Весной… Нет, пожалуй, уже летом это будет. Заплещут в чистом небе штандарты, трубы запоют. Приготовит магистрат два литых золотых ключа на бархатной подушечке и выйдет встречать у Карловских ворот славные русские полки во главе с Шереметевым, с Борисом Петровичем… И генерал-майор Боур оглянет напоследок строй боевых драгун и усмехнется довольно в густые усы, трогая повод трофейного коня. И Алешка подтолкнет меня коленом в начищенном ботфорте – мол, чего замечтался, приосанься же, в такую-то неприступную крепость с викторией входим! Милые горожанки, радуясь, что выжили в эту суровую зиму, будут махать из окон платочками, вниз, однако, не спускаясь – кто их знает, чего ожидать от этих скуластых великанов… А одна не выдержит, побежит прямо через Ратушную площадь к строю драгун… Это ты, это ты, любовь моя, это твои торопливые мелкие шаги я слышу! Вот и сбылось – и руки твои к губам прижму, и плечи поцелую, и вся ты будешь моя – неразлучно…
– Твоя. Только твоя. Но вот что было потом? Я совсем не помню… не знаю… да и было ли?.. Ты действительно вернулся?
– Погоди… И я ничего не помню, какой-то туман наплыл на глаза, обволок тело, и не было больше ни лиц, ни слов, ничего, только терпкий запах янтаря, согревшегося на твоей груди, и этот запах был долго-долго… Ах, как он тревожил, как беспокоил душу! И меня вдруг озарило – да это же и не запах вовсе, а какая-то живая, всей плотью ощутимая тоска… Я то отчетливо понимал это, то опять забывал, но в душе знал, что привязан к чему-то тонкой нитью запаха, то исчезающей, то отчетливой до боли. И вот за нить потянули, и я пошел, не раздумывая, помчался душой, полетел…
– Но почему же ты раньше никогда не говорил об этом? Или ты боялся признаться себе, что… Молчи, молчи, я все поняла! Я тоже боялась. Я боялась минуты, когда придется признаваться, что моя судьба решена. Знаешь, почему? Потому что если я выберу себе путь, то – навсегда. И когда я бежала сюда, я так хотела, чтобы ты не пришел и эта минута выбора отодвинулась в будущее…
– Но ты подумай…
– Я подумала. И я решила. Я бы и на смертном краю так же решила. И даже скорей, чем теперь. Я чувствую себя способной одолеть тысячи препятствий, мне даже жаль, что их нет. Может, они на самом деле уже были?
– Наверное, были. И те, кто должен был встретиться в жаркий июльский полдень на этой самой площади, встретились. Только не осталось ни ратуши, ни Дома Черноголовых, но вообще-то место узнать можно… Но, убей – не понимаю, что такое с нами было, какой-то вираж памяти, сон наяву! И какими же мы были в этом сне отчаянными! Неужели каждому нужна такая предельная ситуация, чтобы узнать о себе правду и сказать ее вслух? Проще было бы предположить, что мы все это придумали. Ведь сочиняет же каждый сам себе сказки, где он творит чудеса отваги! Вот я и вообразил себя дерзким мальчишкой со шпагой в руке, забиякой и лихим разведчиком, а ты – нежной девочкой из янтарного королевства, мечтающей о великой любви.

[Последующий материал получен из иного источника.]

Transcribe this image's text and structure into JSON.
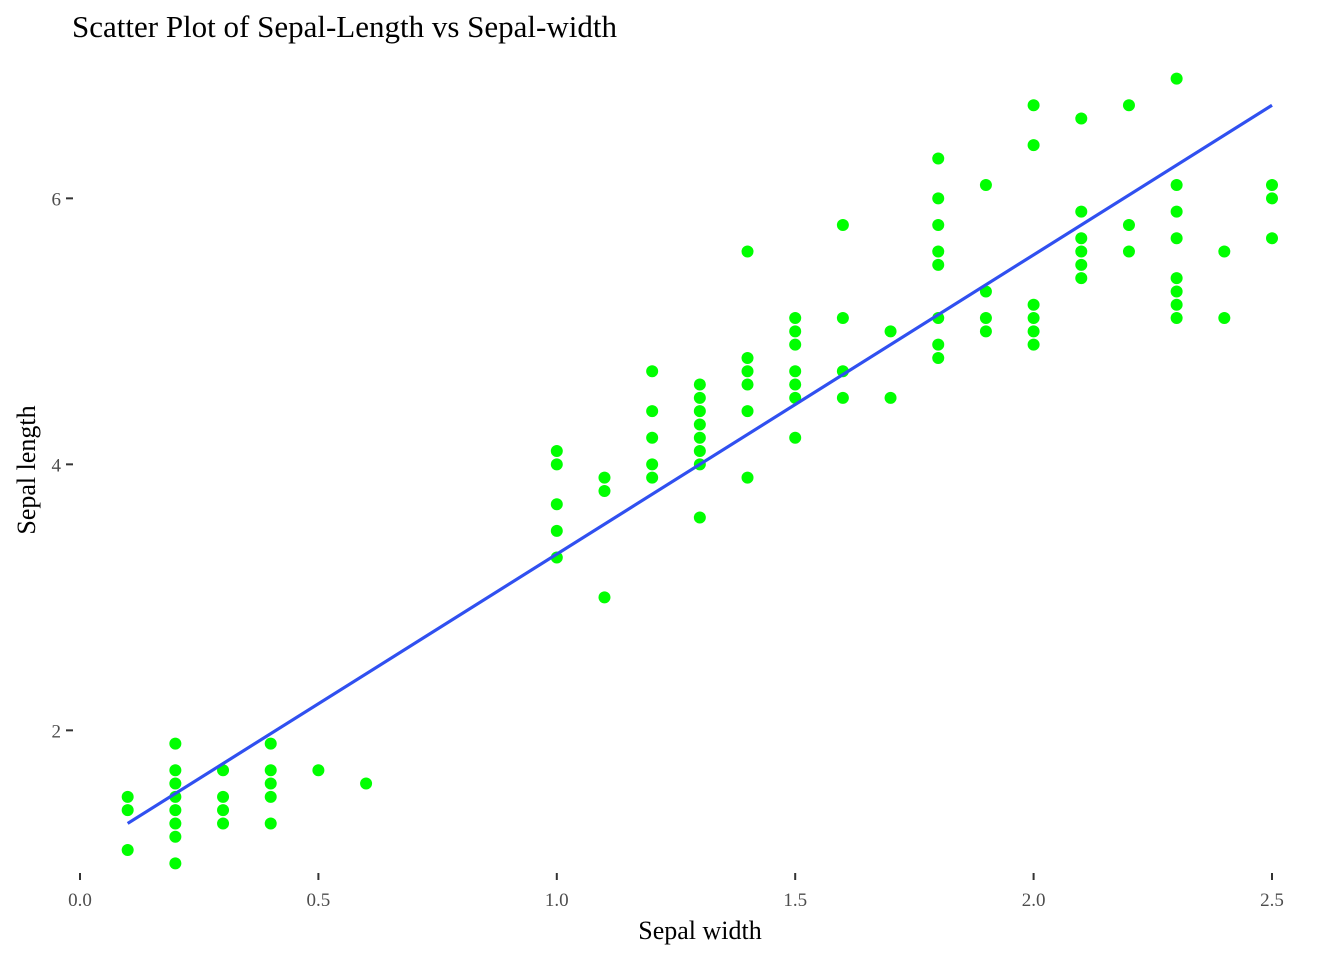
{
  "chart_data": {
    "type": "scatter",
    "title": "Scatter Plot of Sepal-Length vs Sepal-width",
    "xlabel": "Sepal width",
    "ylabel": "Sepal length",
    "xlim": [
      0.0,
      2.5
    ],
    "ylim": [
      0.95,
      6.95
    ],
    "x_ticks": [
      0.0,
      0.5,
      1.0,
      1.5,
      2.0,
      2.5
    ],
    "x_tick_labels": [
      "0.0",
      "0.5",
      "1.0",
      "1.5",
      "2.0",
      "2.5"
    ],
    "y_ticks": [
      2,
      4,
      6
    ],
    "y_tick_labels": [
      "2",
      "4",
      "6"
    ],
    "grid": false,
    "legend": "none",
    "point_color": "#00ff00",
    "line_color": "#3050f0",
    "trend_line": {
      "x": [
        0.1,
        2.5
      ],
      "y": [
        1.3,
        6.7
      ]
    },
    "points": [
      [
        0.1,
        1.5
      ],
      [
        0.1,
        1.4
      ],
      [
        0.1,
        1.1
      ],
      [
        0.2,
        1.9
      ],
      [
        0.2,
        1.7
      ],
      [
        0.2,
        1.6
      ],
      [
        0.2,
        1.5
      ],
      [
        0.2,
        1.4
      ],
      [
        0.2,
        1.3
      ],
      [
        0.2,
        1.2
      ],
      [
        0.2,
        1.0
      ],
      [
        0.3,
        1.7
      ],
      [
        0.3,
        1.5
      ],
      [
        0.3,
        1.4
      ],
      [
        0.3,
        1.3
      ],
      [
        0.4,
        1.9
      ],
      [
        0.4,
        1.7
      ],
      [
        0.4,
        1.6
      ],
      [
        0.4,
        1.5
      ],
      [
        0.4,
        1.3
      ],
      [
        0.5,
        1.7
      ],
      [
        0.6,
        1.6
      ],
      [
        1.0,
        4.1
      ],
      [
        1.0,
        4.0
      ],
      [
        1.0,
        3.7
      ],
      [
        1.0,
        3.5
      ],
      [
        1.0,
        3.3
      ],
      [
        1.1,
        3.9
      ],
      [
        1.1,
        3.8
      ],
      [
        1.1,
        3.0
      ],
      [
        1.2,
        4.7
      ],
      [
        1.2,
        4.4
      ],
      [
        1.2,
        4.2
      ],
      [
        1.2,
        4.0
      ],
      [
        1.2,
        3.9
      ],
      [
        1.3,
        4.6
      ],
      [
        1.3,
        4.5
      ],
      [
        1.3,
        4.4
      ],
      [
        1.3,
        4.3
      ],
      [
        1.3,
        4.2
      ],
      [
        1.3,
        4.1
      ],
      [
        1.3,
        4.0
      ],
      [
        1.3,
        3.6
      ],
      [
        1.4,
        5.6
      ],
      [
        1.4,
        4.8
      ],
      [
        1.4,
        4.7
      ],
      [
        1.4,
        4.6
      ],
      [
        1.4,
        4.4
      ],
      [
        1.4,
        3.9
      ],
      [
        1.5,
        5.1
      ],
      [
        1.5,
        5.0
      ],
      [
        1.5,
        4.9
      ],
      [
        1.5,
        4.7
      ],
      [
        1.5,
        4.6
      ],
      [
        1.5,
        4.5
      ],
      [
        1.5,
        4.2
      ],
      [
        1.6,
        5.8
      ],
      [
        1.6,
        5.1
      ],
      [
        1.6,
        4.7
      ],
      [
        1.6,
        4.5
      ],
      [
        1.7,
        5.0
      ],
      [
        1.7,
        4.5
      ],
      [
        1.8,
        6.3
      ],
      [
        1.8,
        6.0
      ],
      [
        1.8,
        5.8
      ],
      [
        1.8,
        5.6
      ],
      [
        1.8,
        5.5
      ],
      [
        1.8,
        5.1
      ],
      [
        1.8,
        4.9
      ],
      [
        1.8,
        4.8
      ],
      [
        1.9,
        6.1
      ],
      [
        1.9,
        5.3
      ],
      [
        1.9,
        5.1
      ],
      [
        1.9,
        5.0
      ],
      [
        2.0,
        6.7
      ],
      [
        2.0,
        6.4
      ],
      [
        2.0,
        5.2
      ],
      [
        2.0,
        5.1
      ],
      [
        2.0,
        5.0
      ],
      [
        2.0,
        4.9
      ],
      [
        2.1,
        6.6
      ],
      [
        2.1,
        5.9
      ],
      [
        2.1,
        5.7
      ],
      [
        2.1,
        5.6
      ],
      [
        2.1,
        5.5
      ],
      [
        2.1,
        5.4
      ],
      [
        2.2,
        6.7
      ],
      [
        2.2,
        5.8
      ],
      [
        2.2,
        5.6
      ],
      [
        2.3,
        6.9
      ],
      [
        2.3,
        6.1
      ],
      [
        2.3,
        5.9
      ],
      [
        2.3,
        5.7
      ],
      [
        2.3,
        5.4
      ],
      [
        2.3,
        5.3
      ],
      [
        2.3,
        5.2
      ],
      [
        2.3,
        5.1
      ],
      [
        2.4,
        5.6
      ],
      [
        2.4,
        5.1
      ],
      [
        2.5,
        6.1
      ],
      [
        2.5,
        6.0
      ],
      [
        2.5,
        5.7
      ]
    ]
  }
}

Ну, рассказали мы друг другу эту сказку… Ну, вот и кончилась она. А наяву мы никогда не посмеем быть неразумными и нерасчетливыми детьми, полюбившими вопреки всему на свете и погибшими по той простой причине, что устремились к невозможному.
– Но ведь ты бросился на коне под выстрелы лишь потому, что там, за огненной завесой, почудилось мое лицо, мои глаза! Нет, такое разумом не сочинишь, такое разве что в вещем сне увидишь. А если увидишь – значит, сердце к этому готово. Ты же сделал выбор и выбрал именно невозможное! А сейчас говоришь какие-то нелепые, ненужные слова, да еще с умным видом! Думаешь, я им верю? Ты уже сказал сегодня правду, и я знаю ее.
– А что, по-твоему, правда? Нет, не говори о любви, мне слишком трудно заставить себя признаться в правоте того мальчишки со шпагой. Правда – это четкое ощущение границ и пределов? Или?..
– Правда то, мой единственный, что у тебя глаза разные. Один – серый, другой – карий.